#Restaurant story hack android android
He began buying NFC readers and point-of-sale devices from eBay, and soon discovered that many of them suffered from the same security flaw: They didn't validate the size of the data packet sent via NFC from a credit card to the reader, known as an application protocol data unit or APDU.īy using a custom app to send a carefully crafted APDU from his NFC-enabled Android phone that's hundreds of times larger than the reader expects, Rodriguez was able to trigger a "buffer overflow," a decades-old type of software vulnerability that allows a hacker to corrupt a target device's memory and run their own code. Rodriguez, who has spent years testing the security of ATMs as a consultant, says he began exploring a year ago whether ATMs' contactless card readers-most often sold by the payment technology firm ID Tech-could serve as an in-road to hacking them. "Patching so many hundreds of thousands of ATMs physically, it's something that would require a lot of time," Rodriguez says. Even so, he warns that the sheer number of affected systems and the fact that many point-of-sale terminals and ATMs don't regularly receive software updates-and in many cases require physical access to update-mean that many of those devices likely remain vulnerable. Rodriguez says he alerted the affected vendors-which include ID Tech, Ingenico, Verifone, Crane Payment Innovations, BBPOS, Nexgo, and the unnamed ATM vendor-to his findings between 7 months and a year ago. "If you chain the attack and also send a special payload to an ATM's computer, you can jackpot the ATM-like cash out, just by tapping your phone." There are a lot of possibilities here," says Rodriguez of the point-of-sale attacks he discovered.

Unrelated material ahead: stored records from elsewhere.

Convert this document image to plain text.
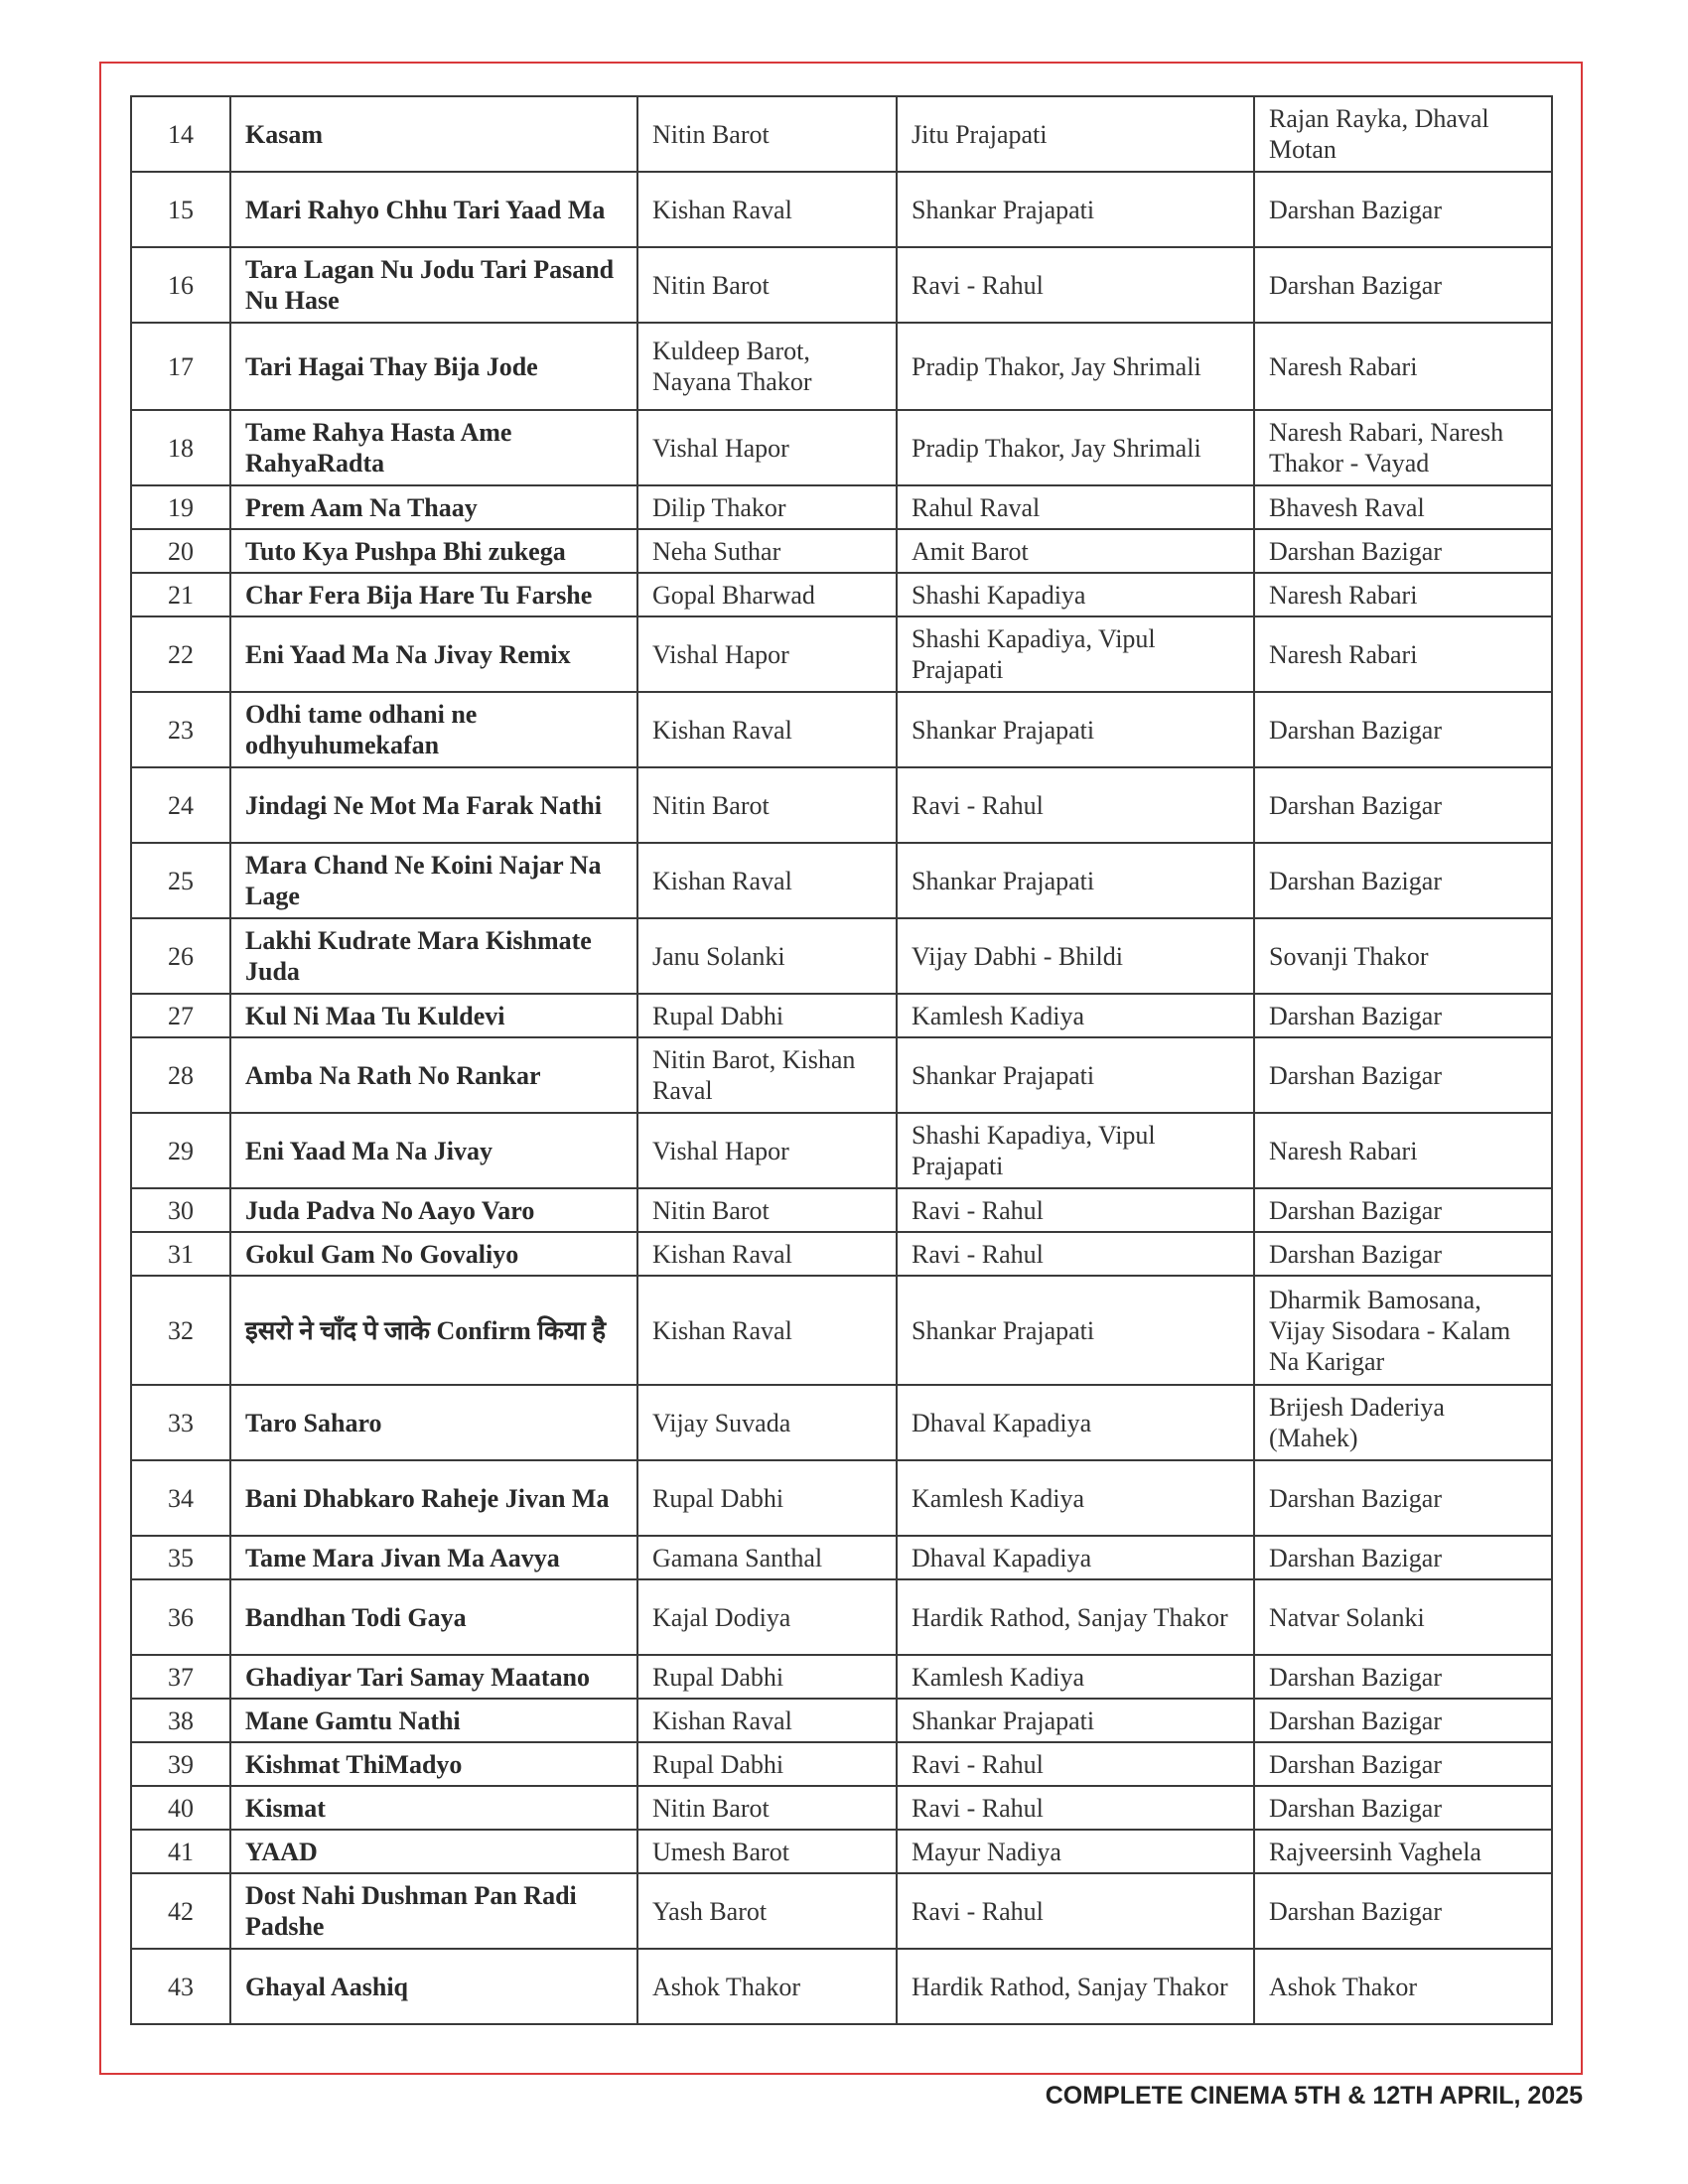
14	Kasam	Nitin Barot	Jitu Prajapati	Rajan Rayka, Dhaval Motan
15	Mari Rahyo Chhu Tari Yaad Ma	Kishan Raval	Shankar Prajapati	Darshan Bazigar
16	Tara Lagan Nu Jodu Tari Pasand Nu Hase	Nitin Barot	Ravi - Rahul	Darshan Bazigar
17	Tari Hagai Thay Bija Jode	Kuldeep Barot, Nayana Thakor	Pradip Thakor, Jay Shrimali	Naresh Rabari
18	Tame Rahya Hasta Ame RahyaRadta	Vishal Hapor	Pradip Thakor, Jay Shrimali	Naresh Rabari, Naresh Thakor - Vayad
19	Prem Aam Na Thaay	Dilip Thakor	Rahul Raval	Bhavesh Raval
20	Tuto Kya Pushpa Bhi zukega	Neha Suthar	Amit Barot	Darshan Bazigar
21	Char Fera Bija Hare Tu Farshe	Gopal Bharwad	Shashi Kapadiya	Naresh Rabari
22	Eni Yaad Ma Na Jivay Remix	Vishal Hapor	Shashi Kapadiya, Vipul Prajapati	Naresh Rabari
23	Odhi tame odhani ne odhyuhumekafan	Kishan Raval	Shankar Prajapati	Darshan Bazigar
24	Jindagi Ne Mot Ma Farak Nathi	Nitin Barot	Ravi - Rahul	Darshan Bazigar
25	Mara Chand Ne Koini Najar Na Lage	Kishan Raval	Shankar Prajapati	Darshan Bazigar
26	Lakhi Kudrate Mara Kishmate Juda	Janu Solanki	Vijay Dabhi - Bhildi	Sovanji Thakor
27	Kul Ni Maa Tu Kuldevi	Rupal Dabhi	Kamlesh Kadiya	Darshan Bazigar
28	Amba Na Rath No Rankar	Nitin Barot, Kishan Raval	Shankar Prajapati	Darshan Bazigar
29	Eni Yaad Ma Na Jivay	Vishal Hapor	Shashi Kapadiya, Vipul Prajapati	Naresh Rabari
30	Juda Padva No Aayo Varo	Nitin Barot	Ravi - Rahul	Darshan Bazigar
31	Gokul Gam No Govaliyo	Kishan Raval	Ravi - Rahul	Darshan Bazigar
32	इसरो ने चाँद पे जाके Confirm किया है	Kishan Raval	Shankar Prajapati	Dharmik Bamosana, Vijay Sisodara - Kalam Na Karigar
33	Taro Saharo	Vijay Suvada	Dhaval Kapadiya	Brijesh Daderiya (Mahek)
34	Bani Dhabkaro Raheje Jivan Ma	Rupal Dabhi	Kamlesh Kadiya	Darshan Bazigar
35	Tame Mara Jivan Ma Aavya	Gamana Santhal	Dhaval Kapadiya	Darshan Bazigar
36	Bandhan Todi Gaya	Kajal Dodiya	Hardik Rathod, Sanjay Thakor	Natvar Solanki
37	Ghadiyar Tari Samay Maatano	Rupal Dabhi	Kamlesh Kadiya	Darshan Bazigar
38	Mane Gamtu Nathi	Kishan Raval	Shankar Prajapati	Darshan Bazigar
39	Kishmat ThiMadyo	Rupal Dabhi	Ravi - Rahul	Darshan Bazigar
40	Kismat	Nitin Barot	Ravi - Rahul	Darshan Bazigar
41	YAAD	Umesh Barot	Mayur Nadiya	Rajveersinh Vaghela
42	Dost Nahi Dushman Pan Radi Padshe	Yash Barot	Ravi - Rahul	Darshan Bazigar
43	Ghayal Aashiq	Ashok Thakor	Hardik Rathod, Sanjay Thakor	Ashok Thakor
COMPLETE CINEMA 5TH & 12TH APRIL, 2025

#Restaurant story hack android install
You can make the device useless, or install a kind of ransomware. "You can modify the firmware and change the price to one dollar, for instance, even when the screen shows that you're paying 50 dollars. He declined to specify or disclose those flaws publicly due to nondisclosure agreements with the ATM vendors. Rodriguez says he can even force at least one brand of ATMs to dispense cash-though that "jackpotting" hack only works in combination with additional bugs he says he's found in the ATMs' software. With a wave of his phone, he can exploit a variety of bugs to crash point-of-sale devices, hack them to collect and transmit credit card data, invisibly change the value of transactions, and even lock the devices while displaying a ransomware message. Now Rodriguez has built an Android app that allows his smartphone to mimic those credit card radio communications and exploit flaws in the NFC systems' firmware. You can find them on countless retail store and restaurant counters, vending machines, taxis, and parking meters around the globe. NFC systems are what let you wave a credit card over a reader-rather than swipe or insert it-to make a payment or extract money from a cash machine. Josep Rodriguez, a researcher and consultant at security firm IOActive, has spent the last year digging up and reporting vulnerabilities in the so-called near-field communications reader chips used in millions of ATMs and point-of-sale systems worldwide.

Now one researcher has found a collection of bugs that allow him to hack ATMs-along with a wide variety of point-of-sale terminals-in a new way: with a wave of his phone over a contactless credit card reader. For years, security researchers and cybercriminals have hacked ATMs by using all possible avenues to their innards, from opening a front panel and sticking a thumb drive into a USB port to drilling a hole that exposes internal wiring.